The pain, confusion, sense of isolation, and fears of abandonment that come from this is horrible to watch in someone we deeply love. It must be absolutely terrifying for the person who is suffering from it since usually they find they brutalize and push out of their lives the people they love and need the most. I Hate You, Don't Leave Me: Understanding the Borderline Personality

If the title even touches you, get it, read it, and connect with a supporting group of people who likewise love their partners and want the relationship to work. Maybe it will, and maybe it won't. That decision is always 100% in the hands of the person suffering from these personality disorders, since the process of recovery begins and depends on them.

For them, there is help... if they want it. Get Me Out of Here: My Recovery from Borderline Personality Disorder.
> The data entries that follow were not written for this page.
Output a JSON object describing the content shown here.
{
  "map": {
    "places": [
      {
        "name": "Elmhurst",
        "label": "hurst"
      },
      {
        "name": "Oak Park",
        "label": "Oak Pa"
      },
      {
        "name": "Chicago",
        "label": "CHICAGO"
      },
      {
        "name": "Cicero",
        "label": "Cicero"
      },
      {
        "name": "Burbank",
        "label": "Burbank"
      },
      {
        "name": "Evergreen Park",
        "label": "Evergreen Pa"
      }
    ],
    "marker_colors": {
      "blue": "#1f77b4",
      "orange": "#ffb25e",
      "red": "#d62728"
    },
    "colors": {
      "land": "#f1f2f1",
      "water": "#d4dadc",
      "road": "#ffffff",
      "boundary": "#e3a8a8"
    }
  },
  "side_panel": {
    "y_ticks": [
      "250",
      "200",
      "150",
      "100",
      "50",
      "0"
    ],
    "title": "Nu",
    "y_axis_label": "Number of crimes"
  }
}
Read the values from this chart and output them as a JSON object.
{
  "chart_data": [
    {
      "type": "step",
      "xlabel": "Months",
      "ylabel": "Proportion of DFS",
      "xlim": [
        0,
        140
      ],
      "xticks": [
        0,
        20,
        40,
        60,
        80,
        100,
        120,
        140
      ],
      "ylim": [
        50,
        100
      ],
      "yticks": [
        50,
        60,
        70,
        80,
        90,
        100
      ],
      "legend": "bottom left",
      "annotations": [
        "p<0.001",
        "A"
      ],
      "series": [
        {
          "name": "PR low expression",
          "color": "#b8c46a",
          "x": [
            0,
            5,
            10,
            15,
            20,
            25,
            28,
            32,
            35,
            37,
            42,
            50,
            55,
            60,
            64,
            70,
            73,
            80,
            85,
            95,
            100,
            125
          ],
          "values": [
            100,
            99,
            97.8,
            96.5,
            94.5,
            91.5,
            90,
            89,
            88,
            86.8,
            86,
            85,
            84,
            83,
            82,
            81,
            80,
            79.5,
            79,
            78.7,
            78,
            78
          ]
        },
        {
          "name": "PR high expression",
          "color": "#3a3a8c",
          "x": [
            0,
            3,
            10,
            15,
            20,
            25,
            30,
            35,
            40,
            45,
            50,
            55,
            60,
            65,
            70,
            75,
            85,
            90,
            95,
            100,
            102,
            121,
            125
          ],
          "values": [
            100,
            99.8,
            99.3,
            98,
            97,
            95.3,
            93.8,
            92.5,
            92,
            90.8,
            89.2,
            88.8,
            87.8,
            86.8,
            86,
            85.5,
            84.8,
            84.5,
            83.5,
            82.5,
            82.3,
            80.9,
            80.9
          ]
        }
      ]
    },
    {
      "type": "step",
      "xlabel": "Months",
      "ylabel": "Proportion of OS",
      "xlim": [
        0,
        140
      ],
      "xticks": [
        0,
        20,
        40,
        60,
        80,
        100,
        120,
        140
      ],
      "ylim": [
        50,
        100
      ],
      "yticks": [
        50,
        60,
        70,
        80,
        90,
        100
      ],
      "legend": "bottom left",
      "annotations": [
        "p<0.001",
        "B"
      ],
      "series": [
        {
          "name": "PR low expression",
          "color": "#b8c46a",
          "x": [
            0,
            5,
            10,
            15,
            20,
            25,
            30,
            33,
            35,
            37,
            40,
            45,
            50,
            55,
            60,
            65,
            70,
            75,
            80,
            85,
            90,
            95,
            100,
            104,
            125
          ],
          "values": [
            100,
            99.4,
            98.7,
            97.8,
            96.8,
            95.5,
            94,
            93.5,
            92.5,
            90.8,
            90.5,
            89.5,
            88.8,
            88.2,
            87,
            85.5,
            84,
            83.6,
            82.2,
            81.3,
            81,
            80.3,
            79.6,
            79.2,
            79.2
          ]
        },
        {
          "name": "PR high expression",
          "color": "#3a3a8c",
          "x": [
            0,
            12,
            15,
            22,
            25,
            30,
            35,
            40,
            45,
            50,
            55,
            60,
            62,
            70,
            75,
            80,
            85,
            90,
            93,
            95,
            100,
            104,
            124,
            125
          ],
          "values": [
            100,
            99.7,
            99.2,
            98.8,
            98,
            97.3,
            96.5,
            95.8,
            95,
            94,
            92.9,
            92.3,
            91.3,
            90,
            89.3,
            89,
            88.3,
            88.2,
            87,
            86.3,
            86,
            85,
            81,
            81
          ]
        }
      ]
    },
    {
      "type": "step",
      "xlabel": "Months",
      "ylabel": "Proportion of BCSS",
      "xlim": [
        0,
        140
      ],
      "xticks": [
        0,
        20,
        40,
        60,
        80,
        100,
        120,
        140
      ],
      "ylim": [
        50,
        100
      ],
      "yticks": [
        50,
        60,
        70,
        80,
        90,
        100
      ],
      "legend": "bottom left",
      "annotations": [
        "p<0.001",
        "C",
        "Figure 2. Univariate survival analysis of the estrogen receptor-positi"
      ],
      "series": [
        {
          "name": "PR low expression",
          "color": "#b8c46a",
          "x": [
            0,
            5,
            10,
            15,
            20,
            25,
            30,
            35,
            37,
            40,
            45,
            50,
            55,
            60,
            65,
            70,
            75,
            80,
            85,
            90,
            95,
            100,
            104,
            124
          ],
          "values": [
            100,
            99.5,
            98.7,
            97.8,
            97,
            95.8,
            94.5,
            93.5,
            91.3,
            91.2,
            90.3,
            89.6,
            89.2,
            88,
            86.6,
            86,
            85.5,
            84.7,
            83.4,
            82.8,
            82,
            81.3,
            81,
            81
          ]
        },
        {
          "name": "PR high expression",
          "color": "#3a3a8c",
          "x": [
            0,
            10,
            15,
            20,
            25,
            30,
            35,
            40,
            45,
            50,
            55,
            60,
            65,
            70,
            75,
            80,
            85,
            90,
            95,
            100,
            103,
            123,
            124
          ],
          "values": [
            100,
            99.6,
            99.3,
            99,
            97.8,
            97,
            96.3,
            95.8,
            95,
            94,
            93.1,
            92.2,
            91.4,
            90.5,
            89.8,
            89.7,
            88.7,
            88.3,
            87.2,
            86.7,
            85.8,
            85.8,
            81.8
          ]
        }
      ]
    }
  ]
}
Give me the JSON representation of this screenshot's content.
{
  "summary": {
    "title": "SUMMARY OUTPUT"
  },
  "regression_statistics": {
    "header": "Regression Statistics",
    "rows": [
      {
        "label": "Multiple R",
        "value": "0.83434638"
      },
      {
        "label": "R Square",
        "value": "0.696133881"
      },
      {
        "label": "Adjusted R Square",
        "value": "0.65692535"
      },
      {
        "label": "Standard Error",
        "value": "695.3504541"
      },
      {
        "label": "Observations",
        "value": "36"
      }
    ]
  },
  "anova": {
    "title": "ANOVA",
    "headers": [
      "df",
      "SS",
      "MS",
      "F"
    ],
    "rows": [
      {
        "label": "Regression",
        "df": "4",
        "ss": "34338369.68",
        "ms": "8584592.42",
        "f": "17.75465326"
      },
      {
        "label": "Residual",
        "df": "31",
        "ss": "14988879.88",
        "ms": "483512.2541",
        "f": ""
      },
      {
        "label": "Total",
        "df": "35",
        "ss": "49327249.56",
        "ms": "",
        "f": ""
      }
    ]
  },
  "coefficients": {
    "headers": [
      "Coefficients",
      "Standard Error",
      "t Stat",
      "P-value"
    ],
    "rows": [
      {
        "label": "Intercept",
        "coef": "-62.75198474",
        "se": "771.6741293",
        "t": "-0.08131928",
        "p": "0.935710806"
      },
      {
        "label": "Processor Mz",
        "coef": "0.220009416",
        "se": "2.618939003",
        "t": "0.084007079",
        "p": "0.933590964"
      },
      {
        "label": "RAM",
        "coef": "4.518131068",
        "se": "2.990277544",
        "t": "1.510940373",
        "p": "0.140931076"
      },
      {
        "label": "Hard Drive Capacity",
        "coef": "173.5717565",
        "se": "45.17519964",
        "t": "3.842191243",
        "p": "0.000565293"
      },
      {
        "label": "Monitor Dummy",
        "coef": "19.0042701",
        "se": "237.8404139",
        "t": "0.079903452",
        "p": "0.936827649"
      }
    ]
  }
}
These books Stop Walking on Eggshells: Taking Your Life Back When Someone You Care About Has Borderline Personality Disorder, and The Essential Family Guide to Borderline Personality Disorder: New Tools and Techniques to Stop Walking on Eggshells are for you.
★ ★ ★ ★ ☆
siara
One of my children probably has Borderline Personality Disorder. My relationship with her has always been extremely difficult. For all of her life, from her early teens on, we have had problems communicating. And because I would have done just about anything to have a good relationship with her, I didn't set boundaries. As a result of all this, I've walked on eggshells every time I've been around her, during every phone conversation and in all our correspondence. And she's trampled all over me. Until I read this book. Finally, I understand the dynamics of the relationship and have drawn a line. This far, but no further. It has made all the difference in the world for me. She's not happy about it, but that's really her problem, not time. I no longer will allow myself to be a rug.
★ ★ ★ ★ ★
julia hammerlund
As one who both experiences what is described in the book and counsels other who are on the receiving end of the BDP behaviors, I affirm the realty touching that the author offers. I appreciate the author's compassion for the BPD person and for those in the circle of the impact of the behaviors. The guidance and suggestions offered are very helpful.
★ ★ ★ ★ ★
adel amidi
great book when dealing with someone with BPD..nothing more frustrating than walking on eggshells and developing anxiety yourself..great book in helping to understand the illness..good price and delivery as well
★ ★ ★ ★ ☆
jim mcgrath
This was my first book about Borderline Personality Disorder and I found it very easy to read. It was very insightful and helpful. It explains why people with BPD do what they do and offers tips on how to react. I feel much closer to my family member with BPD now and also feel a great deal less guilty.